Plus rien ne sera comme avant dans l’arène politique où l’attitude responsable doit être de condamner et de se rassembler pour combattre le fléau du terrorisme sans aucune ambiguïté. Toute récupération politicienne de ce drame est indigne et participe à l’objectif de division de nos agresseurs. Tous les militants de tous les partis doivent se liguer contre un ennemi commun, le terrorisme, et ne pas rentrer dans des querelles de modalités pour gagner cette guerre sordide. 

Plus rien ne sera comme avant dans la gendarmerie qui, par le geste héroïque d’un des leurs, montre l’engagement quotidien de ses forces dans la protection des français.
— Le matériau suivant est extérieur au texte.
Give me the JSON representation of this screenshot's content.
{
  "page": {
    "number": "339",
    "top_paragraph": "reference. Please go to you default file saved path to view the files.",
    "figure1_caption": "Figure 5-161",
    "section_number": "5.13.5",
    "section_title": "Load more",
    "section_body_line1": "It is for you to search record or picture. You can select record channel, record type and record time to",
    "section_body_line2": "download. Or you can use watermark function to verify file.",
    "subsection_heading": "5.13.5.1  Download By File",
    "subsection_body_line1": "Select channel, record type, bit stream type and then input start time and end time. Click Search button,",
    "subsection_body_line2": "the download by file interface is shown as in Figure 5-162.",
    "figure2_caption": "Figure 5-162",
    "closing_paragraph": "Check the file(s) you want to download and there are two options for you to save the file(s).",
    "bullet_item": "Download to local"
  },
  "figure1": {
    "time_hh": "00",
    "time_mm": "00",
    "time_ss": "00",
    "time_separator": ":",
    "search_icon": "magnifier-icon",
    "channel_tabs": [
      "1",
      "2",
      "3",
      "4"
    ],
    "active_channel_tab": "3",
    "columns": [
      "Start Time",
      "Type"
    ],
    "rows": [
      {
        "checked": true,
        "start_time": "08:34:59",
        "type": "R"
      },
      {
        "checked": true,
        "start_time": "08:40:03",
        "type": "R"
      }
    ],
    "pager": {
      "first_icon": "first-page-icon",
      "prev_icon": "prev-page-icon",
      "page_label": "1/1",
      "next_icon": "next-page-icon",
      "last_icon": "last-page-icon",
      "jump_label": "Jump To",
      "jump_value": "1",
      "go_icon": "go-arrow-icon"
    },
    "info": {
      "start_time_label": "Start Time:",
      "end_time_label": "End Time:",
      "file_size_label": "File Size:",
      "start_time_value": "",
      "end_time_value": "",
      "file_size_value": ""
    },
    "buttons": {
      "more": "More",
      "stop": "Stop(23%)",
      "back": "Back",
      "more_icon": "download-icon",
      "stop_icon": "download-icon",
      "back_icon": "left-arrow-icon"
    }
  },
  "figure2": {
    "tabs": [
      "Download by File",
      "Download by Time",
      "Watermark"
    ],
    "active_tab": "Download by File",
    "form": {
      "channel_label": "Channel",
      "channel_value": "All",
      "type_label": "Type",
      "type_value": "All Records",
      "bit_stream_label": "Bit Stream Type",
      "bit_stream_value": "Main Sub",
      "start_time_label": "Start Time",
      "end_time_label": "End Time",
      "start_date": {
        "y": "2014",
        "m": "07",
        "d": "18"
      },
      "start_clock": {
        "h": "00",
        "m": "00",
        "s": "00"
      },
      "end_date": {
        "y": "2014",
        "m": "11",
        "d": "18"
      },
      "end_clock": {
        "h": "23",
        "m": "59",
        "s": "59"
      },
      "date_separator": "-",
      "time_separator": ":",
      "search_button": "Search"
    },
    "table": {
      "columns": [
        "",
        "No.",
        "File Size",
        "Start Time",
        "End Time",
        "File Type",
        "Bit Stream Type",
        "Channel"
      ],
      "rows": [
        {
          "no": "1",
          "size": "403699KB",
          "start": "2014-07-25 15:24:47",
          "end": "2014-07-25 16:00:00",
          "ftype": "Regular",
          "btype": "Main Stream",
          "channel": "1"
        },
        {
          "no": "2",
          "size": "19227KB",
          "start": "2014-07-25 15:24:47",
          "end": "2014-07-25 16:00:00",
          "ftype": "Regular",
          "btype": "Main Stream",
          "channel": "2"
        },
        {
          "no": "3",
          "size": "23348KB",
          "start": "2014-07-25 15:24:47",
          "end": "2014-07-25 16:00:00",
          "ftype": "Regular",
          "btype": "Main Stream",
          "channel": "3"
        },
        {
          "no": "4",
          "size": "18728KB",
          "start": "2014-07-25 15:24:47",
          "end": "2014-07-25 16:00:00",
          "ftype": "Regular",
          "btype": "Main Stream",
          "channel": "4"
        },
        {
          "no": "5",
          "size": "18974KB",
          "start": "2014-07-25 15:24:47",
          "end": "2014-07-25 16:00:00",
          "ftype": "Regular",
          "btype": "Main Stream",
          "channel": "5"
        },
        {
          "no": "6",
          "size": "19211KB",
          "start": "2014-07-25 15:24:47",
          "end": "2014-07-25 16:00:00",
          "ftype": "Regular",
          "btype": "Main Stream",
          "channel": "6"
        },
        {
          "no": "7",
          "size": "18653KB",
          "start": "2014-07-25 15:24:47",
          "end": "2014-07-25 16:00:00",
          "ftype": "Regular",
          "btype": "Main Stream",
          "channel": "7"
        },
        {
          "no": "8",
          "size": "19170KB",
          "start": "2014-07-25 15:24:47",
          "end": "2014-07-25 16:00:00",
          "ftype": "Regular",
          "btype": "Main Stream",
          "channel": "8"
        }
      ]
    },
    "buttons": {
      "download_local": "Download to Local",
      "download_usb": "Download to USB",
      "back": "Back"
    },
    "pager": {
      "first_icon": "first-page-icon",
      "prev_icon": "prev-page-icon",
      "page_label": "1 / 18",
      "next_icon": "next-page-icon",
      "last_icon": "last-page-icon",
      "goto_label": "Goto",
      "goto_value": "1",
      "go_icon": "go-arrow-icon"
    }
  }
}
Nous pourrions faire la même remarque pour les forces de police et nos armées qui sont tout aussi impliquées dans cette mission. Nous ne regarderons plus un uniforme comme hier. 

Plus rien ne sera comme avant pour la France, blessée dans ces terres profondes, qui va s’organiser pour être encore plus efficace dans son action de repérage et d’intervention tout en restant un état de droit. Le choix d’un gendarme, mort en héros démontre que nos forces de l’ordre sont aussi prêtes au sacrifice pour préserver notre mode de vie ensemble. C’est un message très fort envoyé à nos ennemis.

Mais plus rien ne sera comme avant aussi pour quatre familles. Celles de Jean Mazières, Christian Mevdes, Hervé Sosna et Arnaud Beltrame. L’un viticulteur retraité, l’autre boucher, le troisième ancien maçon et le dernier gendarme. Quatre hommes, âgés entre 45 et 65 ans, fauchés par la folie de la haine. Sans le vouloir, sans le savoir, ces hommes sont devenus les héros d’une guerre sale, d’une guerre où la lâcheté se porte en étendard au nom de fausses valeurs. Nous devons à leurs familles, qui les pleurent aujourd’hui, un soutien indéfectible et un profond respect. Ils ne sont pas morts pour rien. Ils réveillent une conscience collective. Leur destin funeste nous fait comprendre combien la paix est précieuse et fragile et que nous devons être unis pour éliminer tous ceux qui mettent en péril nos idéaux de vie harmonieuse. 

Plus rien ne sera comme avant, mais continuons à nous battre pour le mieux vivre ensemble.